かんたんレシピ第13回目は、Ramp vs チャンネルカーブです。
カーブを元にアトリビュートを制御する時に、FloatのRampパラメーターを使うことがあると思います。
しかし、RampパラメータのFloatカーブは自由な形を作るのが大変だと思いませんか?
Rampパラメータができる以前は、エクスプレッションを使ってチャンネルカーブを元にアトリビュートを制御するといったことをしていました。
そこで今回はRampとチャンネルカーブのそれぞれの使い方と、比較をしていきたいと思います。
Rampとチャンネルカーブの比較
Ramp
- VOPでもWrangleでも使用可能で処理が早い。
- カーブ形状のアニメーションができる。
- ランプを作るWindowが狭い。
- ランプカーブを0~1の範囲内で作る必要がある。
- ランプ形状の補間方法が使いづらい。
- 拡大ができないので細かいカーブを作るのが難しい。
チャンネルカーブ
- Animation Editorが使用できるため、カーブの形状を作りやすい。
- 拡大縮小が自由自在。
- 数値も自由に設定できる。
- VOPでは使用できない。
- カーブ形状のアニメーションが簡単にはできない。
Rampパラメータでは、細かいカーブが比較的作りづらいと思います。
実際の使用例(グリッドの変形)
○Expressionの場合
どちらの場合もPoint-Old SOPを使って、Spareパラメーターを作ってそれを参照します。
同じような形状になるように設定しています。
- Rampを使う
Rampパラメータを作って、chramp()で参照します。
Rampの場合は、先程の比較にもあった通り、数値の範囲を0~1にする必要があるので、Expressionの方で整形しています。
- チャンネルカーブとchf()を使う
floatパラメータを作り、キーフレームでチャンネルカーブを作って、chf()で参照します。
横軸がフレーム値になるので、それを計算してchf()を設定します。
この例では、$BBXの0~1を100倍することでフレーム0~100を参照するように設定しています。
○Wrangleの場合
先程の例と、同じような形状になるように設定しています。
- Rampを使う
Rampパラメータを作ってchramp()で参照します。
以下は、こちらの例のWrangleのVEXスニペット文です。
vector BBOX = relbbox(0,@P); // バウンディングボックスの計算 @P.y=chramp("ramp",BBOX.x)-0.5; // Rampパラメータ"ramp"を参照してY座標に設定
- チャンネルカーブとchを使う
floatパラメータを作ってキーフレームでチャンネルカーブを作ってch()で参照します。

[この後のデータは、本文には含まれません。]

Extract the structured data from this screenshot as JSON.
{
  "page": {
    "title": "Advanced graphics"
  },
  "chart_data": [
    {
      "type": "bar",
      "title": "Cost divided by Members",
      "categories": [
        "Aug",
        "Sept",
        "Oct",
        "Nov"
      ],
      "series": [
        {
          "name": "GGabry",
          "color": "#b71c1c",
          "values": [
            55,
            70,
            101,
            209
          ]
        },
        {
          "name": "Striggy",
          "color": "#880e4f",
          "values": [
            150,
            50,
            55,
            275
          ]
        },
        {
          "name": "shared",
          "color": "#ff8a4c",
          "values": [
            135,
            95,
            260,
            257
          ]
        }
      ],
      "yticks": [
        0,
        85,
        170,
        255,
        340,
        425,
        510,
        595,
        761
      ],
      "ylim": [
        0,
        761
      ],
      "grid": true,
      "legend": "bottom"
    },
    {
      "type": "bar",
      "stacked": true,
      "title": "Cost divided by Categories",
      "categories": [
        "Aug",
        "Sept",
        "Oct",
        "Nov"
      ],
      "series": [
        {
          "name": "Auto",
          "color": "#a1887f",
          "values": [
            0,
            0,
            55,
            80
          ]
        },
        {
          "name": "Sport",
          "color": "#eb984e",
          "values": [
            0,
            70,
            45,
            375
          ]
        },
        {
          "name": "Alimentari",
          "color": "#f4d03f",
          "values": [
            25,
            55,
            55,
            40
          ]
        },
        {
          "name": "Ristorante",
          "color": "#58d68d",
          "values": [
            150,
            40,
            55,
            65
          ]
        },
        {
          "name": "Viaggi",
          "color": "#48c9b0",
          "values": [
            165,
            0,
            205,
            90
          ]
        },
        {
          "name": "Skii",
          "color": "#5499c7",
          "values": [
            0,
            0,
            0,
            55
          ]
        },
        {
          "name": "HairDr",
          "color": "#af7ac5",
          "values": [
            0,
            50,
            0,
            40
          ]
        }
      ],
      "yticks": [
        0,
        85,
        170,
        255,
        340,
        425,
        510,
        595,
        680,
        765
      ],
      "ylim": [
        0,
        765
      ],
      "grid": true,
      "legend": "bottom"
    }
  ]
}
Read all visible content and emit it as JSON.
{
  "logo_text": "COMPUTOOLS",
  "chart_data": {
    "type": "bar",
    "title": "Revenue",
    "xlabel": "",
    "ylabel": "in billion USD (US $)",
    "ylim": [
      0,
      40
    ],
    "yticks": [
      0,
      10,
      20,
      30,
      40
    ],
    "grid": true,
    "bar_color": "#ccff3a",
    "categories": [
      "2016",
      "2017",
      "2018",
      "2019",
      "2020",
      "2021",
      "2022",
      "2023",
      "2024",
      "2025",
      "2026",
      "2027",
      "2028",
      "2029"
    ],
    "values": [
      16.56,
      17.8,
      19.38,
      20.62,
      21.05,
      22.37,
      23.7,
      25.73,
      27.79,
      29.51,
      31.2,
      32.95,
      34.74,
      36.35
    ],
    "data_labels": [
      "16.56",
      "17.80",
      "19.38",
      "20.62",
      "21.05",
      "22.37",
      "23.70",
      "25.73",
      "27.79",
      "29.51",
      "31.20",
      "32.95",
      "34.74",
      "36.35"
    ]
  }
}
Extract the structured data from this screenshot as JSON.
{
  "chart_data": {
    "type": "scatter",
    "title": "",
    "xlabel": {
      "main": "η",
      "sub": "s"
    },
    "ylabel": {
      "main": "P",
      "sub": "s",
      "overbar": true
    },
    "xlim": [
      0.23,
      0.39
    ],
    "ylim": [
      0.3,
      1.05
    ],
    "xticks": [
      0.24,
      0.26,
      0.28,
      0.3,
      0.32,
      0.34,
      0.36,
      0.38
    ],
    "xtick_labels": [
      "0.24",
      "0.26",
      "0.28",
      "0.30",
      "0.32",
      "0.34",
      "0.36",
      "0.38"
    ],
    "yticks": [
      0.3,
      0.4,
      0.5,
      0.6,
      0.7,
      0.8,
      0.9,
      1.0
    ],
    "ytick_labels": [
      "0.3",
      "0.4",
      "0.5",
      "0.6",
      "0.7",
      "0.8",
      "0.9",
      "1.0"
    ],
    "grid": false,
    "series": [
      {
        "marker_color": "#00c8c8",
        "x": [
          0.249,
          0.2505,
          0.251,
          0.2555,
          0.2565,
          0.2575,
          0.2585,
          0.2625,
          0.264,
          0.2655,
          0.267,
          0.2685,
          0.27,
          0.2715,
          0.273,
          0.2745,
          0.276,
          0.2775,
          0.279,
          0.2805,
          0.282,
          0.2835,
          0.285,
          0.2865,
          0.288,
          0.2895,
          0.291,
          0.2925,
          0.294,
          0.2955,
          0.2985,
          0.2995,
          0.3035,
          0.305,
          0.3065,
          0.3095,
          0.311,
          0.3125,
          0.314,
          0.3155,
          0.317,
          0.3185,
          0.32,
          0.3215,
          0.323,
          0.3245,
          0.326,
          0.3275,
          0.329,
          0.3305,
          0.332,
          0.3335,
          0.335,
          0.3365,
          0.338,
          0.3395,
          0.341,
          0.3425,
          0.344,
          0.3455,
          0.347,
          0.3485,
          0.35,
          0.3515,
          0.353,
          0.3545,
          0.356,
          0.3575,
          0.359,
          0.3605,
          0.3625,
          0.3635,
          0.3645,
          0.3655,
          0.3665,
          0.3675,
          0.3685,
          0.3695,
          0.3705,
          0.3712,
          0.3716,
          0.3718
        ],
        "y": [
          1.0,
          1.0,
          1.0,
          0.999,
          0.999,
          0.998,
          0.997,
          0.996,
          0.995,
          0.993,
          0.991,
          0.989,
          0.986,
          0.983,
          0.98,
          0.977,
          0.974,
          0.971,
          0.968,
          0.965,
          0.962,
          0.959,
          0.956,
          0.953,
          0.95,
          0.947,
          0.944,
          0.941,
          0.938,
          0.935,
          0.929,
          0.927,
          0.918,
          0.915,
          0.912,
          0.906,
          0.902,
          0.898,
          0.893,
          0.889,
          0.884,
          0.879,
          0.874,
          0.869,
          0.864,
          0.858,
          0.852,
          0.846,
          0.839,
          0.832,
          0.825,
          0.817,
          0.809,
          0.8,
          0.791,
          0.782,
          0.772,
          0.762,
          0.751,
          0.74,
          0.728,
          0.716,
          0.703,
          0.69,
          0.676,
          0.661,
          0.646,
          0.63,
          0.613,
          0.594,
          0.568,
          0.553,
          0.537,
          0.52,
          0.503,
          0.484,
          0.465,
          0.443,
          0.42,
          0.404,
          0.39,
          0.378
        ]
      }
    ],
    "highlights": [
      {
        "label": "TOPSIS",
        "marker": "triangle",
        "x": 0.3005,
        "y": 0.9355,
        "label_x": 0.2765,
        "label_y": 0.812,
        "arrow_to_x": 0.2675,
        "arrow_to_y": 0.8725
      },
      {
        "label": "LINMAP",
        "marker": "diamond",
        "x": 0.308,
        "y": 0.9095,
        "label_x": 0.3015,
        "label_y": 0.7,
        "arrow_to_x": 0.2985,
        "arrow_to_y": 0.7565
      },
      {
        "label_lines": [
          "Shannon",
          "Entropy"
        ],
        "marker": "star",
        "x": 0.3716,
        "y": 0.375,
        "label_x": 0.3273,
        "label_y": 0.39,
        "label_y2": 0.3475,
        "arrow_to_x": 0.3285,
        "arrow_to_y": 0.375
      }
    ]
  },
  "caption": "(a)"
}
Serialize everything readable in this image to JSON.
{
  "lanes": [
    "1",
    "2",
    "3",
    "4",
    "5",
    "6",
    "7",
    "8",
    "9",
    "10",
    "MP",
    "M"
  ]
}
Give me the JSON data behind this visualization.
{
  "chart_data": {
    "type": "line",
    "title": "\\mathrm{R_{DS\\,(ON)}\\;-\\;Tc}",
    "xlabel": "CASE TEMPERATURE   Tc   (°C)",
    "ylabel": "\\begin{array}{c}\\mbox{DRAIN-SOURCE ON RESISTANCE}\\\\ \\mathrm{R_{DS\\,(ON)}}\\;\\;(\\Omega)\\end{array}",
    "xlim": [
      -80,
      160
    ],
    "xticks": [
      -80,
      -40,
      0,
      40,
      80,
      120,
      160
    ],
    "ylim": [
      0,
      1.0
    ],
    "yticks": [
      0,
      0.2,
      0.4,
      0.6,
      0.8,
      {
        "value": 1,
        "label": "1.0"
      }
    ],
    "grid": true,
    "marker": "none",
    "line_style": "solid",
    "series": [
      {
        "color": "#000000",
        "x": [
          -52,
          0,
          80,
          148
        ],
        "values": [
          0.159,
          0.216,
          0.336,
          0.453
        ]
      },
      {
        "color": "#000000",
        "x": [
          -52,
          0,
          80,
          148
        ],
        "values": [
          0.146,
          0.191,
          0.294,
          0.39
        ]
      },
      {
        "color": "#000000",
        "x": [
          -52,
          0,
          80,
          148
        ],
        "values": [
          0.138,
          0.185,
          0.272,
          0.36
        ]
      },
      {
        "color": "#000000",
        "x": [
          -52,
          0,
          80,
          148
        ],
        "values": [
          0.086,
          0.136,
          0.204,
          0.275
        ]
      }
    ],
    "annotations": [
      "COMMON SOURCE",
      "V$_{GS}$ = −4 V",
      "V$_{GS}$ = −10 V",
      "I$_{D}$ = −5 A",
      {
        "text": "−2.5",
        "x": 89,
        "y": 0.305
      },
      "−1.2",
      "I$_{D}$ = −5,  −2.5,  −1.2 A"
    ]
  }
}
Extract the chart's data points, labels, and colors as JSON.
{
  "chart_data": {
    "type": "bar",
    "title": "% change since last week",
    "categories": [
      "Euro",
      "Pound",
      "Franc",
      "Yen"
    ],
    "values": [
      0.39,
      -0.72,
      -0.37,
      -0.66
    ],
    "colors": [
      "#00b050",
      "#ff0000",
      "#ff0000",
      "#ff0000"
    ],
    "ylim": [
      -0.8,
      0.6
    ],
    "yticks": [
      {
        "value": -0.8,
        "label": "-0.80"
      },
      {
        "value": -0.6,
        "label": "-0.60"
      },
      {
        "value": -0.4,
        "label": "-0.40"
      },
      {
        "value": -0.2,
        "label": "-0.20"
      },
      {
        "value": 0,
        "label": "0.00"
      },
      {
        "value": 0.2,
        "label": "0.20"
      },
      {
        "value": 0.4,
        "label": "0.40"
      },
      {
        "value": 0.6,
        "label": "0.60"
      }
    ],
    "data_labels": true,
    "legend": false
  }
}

VEXにはchf()が無く、別時間の値を参照する関数はch()になります。
また、chf()がフレーム参照なのに対してchは秒になるので注意が必要です。
以下は、こちらの例のWrangleのVEXスニペット文です。
vector BBOX = relbbox(0,@P); // バウンディングボックスの計算 @P.y=ch("ramp",(BBOX.x*100-1)/$FPS); // chでFloatパラメータ"ramp"を参照してY座標に設定 // chはtimeで参照するので/$FPSすることでフレームを秒に変換してます
○VOPの場合
チャンネルを参照するVOPノードが無いため、ch、チャンネルカーブを使用することができません。
VOPの場合は、RampVOPでRampパラメータを使用する方法のみが使用可能となります。